Per fargli capire il suo errore, Socrate lo interroga così:
Forse, prima che io dovessi morire, ci dicevamo ragionando cose giuste e, invece, ora è diventato evidente che le dicevamo tanto per dire? I nostri discorsi, dunque, erano solo sciocchezze?
I discorsi cui allude sono, naturalmente, quelli riguardanti l’etica e il modo migliore di vivere. Su quest’ultimo tema, in particolare, il filosofo rifletteva quotidianamente con i discepoli. Non solo. L’abitudine di Socrate di interrogare i concittadini mettendoli alle strette sulle loro scelte di vita aveva condotto alla sua condanna a morte.
Ora, nell’insegnamento socratico un punto doveva essere particolarmente chiaro ai discepoli: come Socrate ricorda a Critone,
non il vivere è da tenere in massimo conto, ma il vivere bene.
Che cosa significa “vivere bene”? Socrate non ha dubbi: significa vivere secondo giustizia e virtuosamente.
«Dunque,» prosegue Socrate «bisogna che consideriamo se sia giusto che io cerchi di lasciare Atene contro il volere degli Ateniesi, o se sia ingiusto».
Già in passato Socrate e Critone hanno avuto modo di discutere di giustizia insieme agli altri discepoli. Allora – ricorda il filosofo al suo interlocutore – concordavamo almeno su un punto: commettere un’ingiustizia è vergognoso. Meglio riceverla che commetterla: per questo, anche se si riceve un torto, esso non va restituito né con la violenza né con un’altra ingiustizia. Incalzato, il discepolo si dice ancora convinto della bontà di quel principio. È a questo punto che il maestro, come ha fatto molte volte in passato, lo sorprende. Infatti, dopo aver fatto ammettere a Critone che anche il danneggiare qualcuno significa commettere ingiustizia, Socrate dice:
Considera questo con attenzione. Se ce ne andremo da qui senza aver convinto Atene dell’errore, danneggeremo qualcuno: proprio chi meno dovremmo.
Di chi sta parlando?
Secondo Socrate, a fare le spese della sua fuga sarebbe nientemeno che la costituzione stessa di Atene.
Il filosofo riesce quasi a immaginarsi le leggi ateniesi mentre, severe, gli si parano davanti intanto che cerca di svignarsela. Esse, spiega Socrate a Critone in una delle pagine più belle della letteratura antica, lo apostroferebbero così:
Socrate, che hai intenzione di fare? Quale risultato pensi avrà questa azione, se non il distruggere noi che siamo le Leggi e tutta quanta la Città, per quanto dipende da te? O forse credi che possa ancora esistere, senza essere interamente sovvertita, quella città in cui le sentenze non hanno vigore? Quella Città in cui i cittadini destituiscono i verdetti della loro autorità e ne fanno ciò che vogliono?

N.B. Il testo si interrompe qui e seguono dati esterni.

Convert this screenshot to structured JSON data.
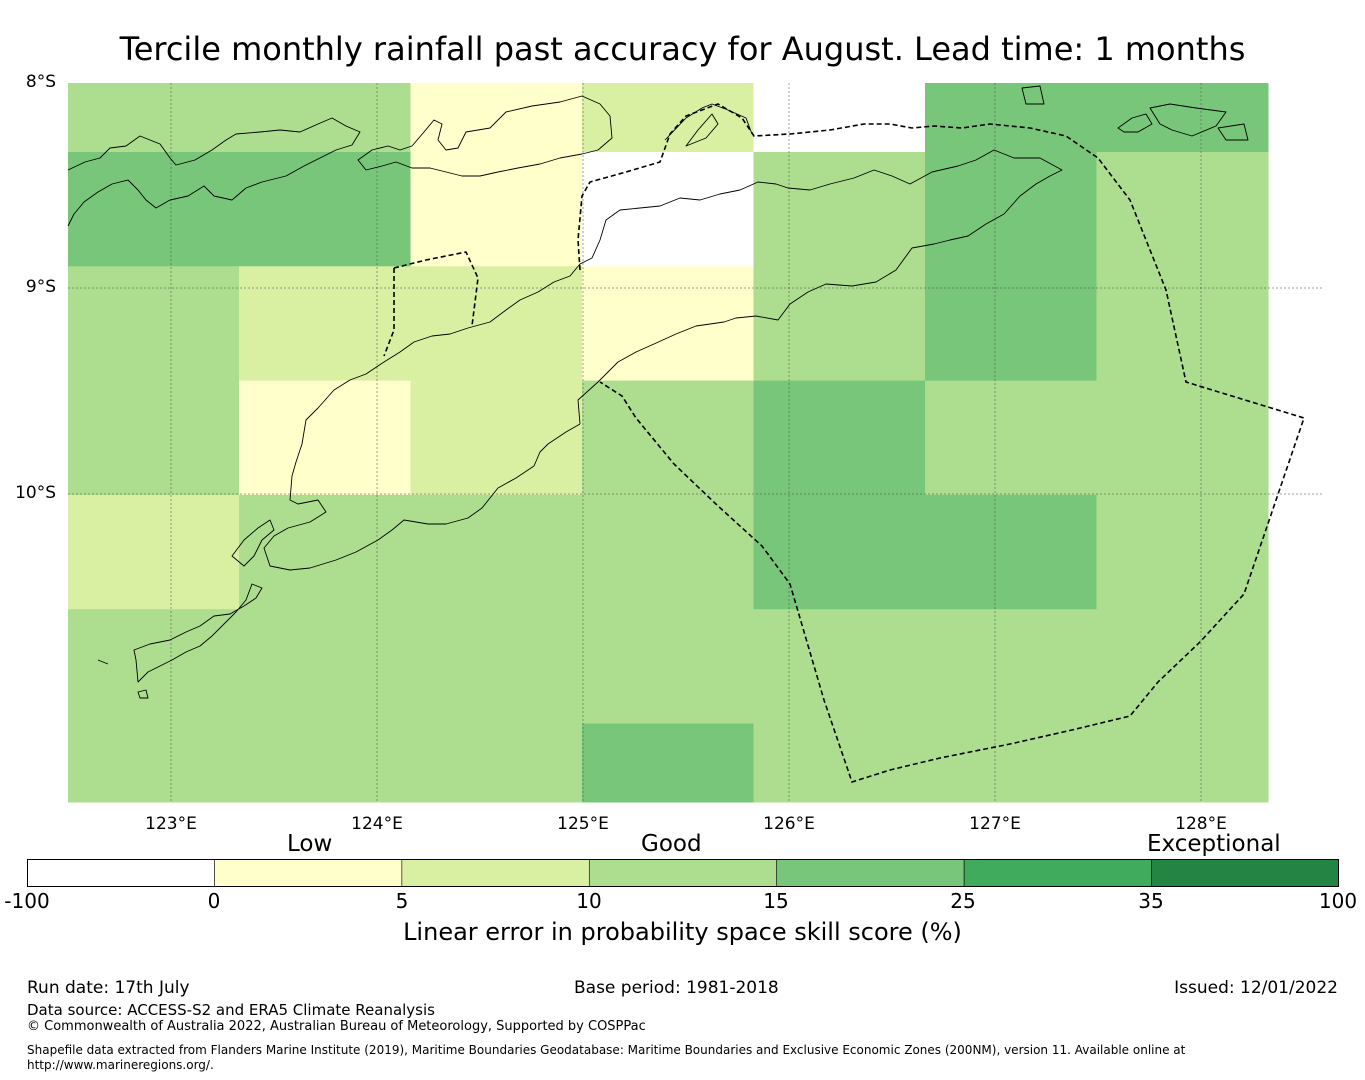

Se Socrate fuggisse e si sottraesse alla condanna, costituirebbe un precedente a causa del quale le leggi perderebbero credibilità.
«La giustizia», spiega Socrate a Critone per bocca delle leggi, «consiste nel fare – in tribunale, in guerra e in ogni contesto – ciò che la Città comanda, oppure mostrarle in cosa consista il giusto e persuaderla. Servirsi della violenza e dell’inganno, invece, non è accettabile».
In altre parole, chiarisce Socrate, esiste un patto tra cittadino e città. Esso s’instaura per nascita, si rafforza con l’educazione ed è definitivamente sancito dall’acquisizione – superando un esame compiuti i diciotto anni – del diritto di cittadinanza. Scegliere di continuare a vivere nella città significa dare il proprio assenso alla sua Costituzione o impegnarsi a contribuire al suo miglioramento. Per settant’anni Socrate è vissuto ad Atene, amando profondamente la città. Qui si è sposato e ha cresciuto i propri figli. Ha dato il proprio contributo in guerra, difendendola con valore, e in pace, cercando di mostrare ai propri concittadini come vivere bene. Da Atene, gli fanno presente le leggi
sei uscito meno degli zoppi, dei ciechi, dei mutilati. Così tanto, più che agli altri Ateniesi, ti piaceva la città. Evidentemente ti piacevamo anche noi Leggi: infatti, a chi piacerebbe una città senza Leggi? E ora ti rifiuti di stare agli accordi?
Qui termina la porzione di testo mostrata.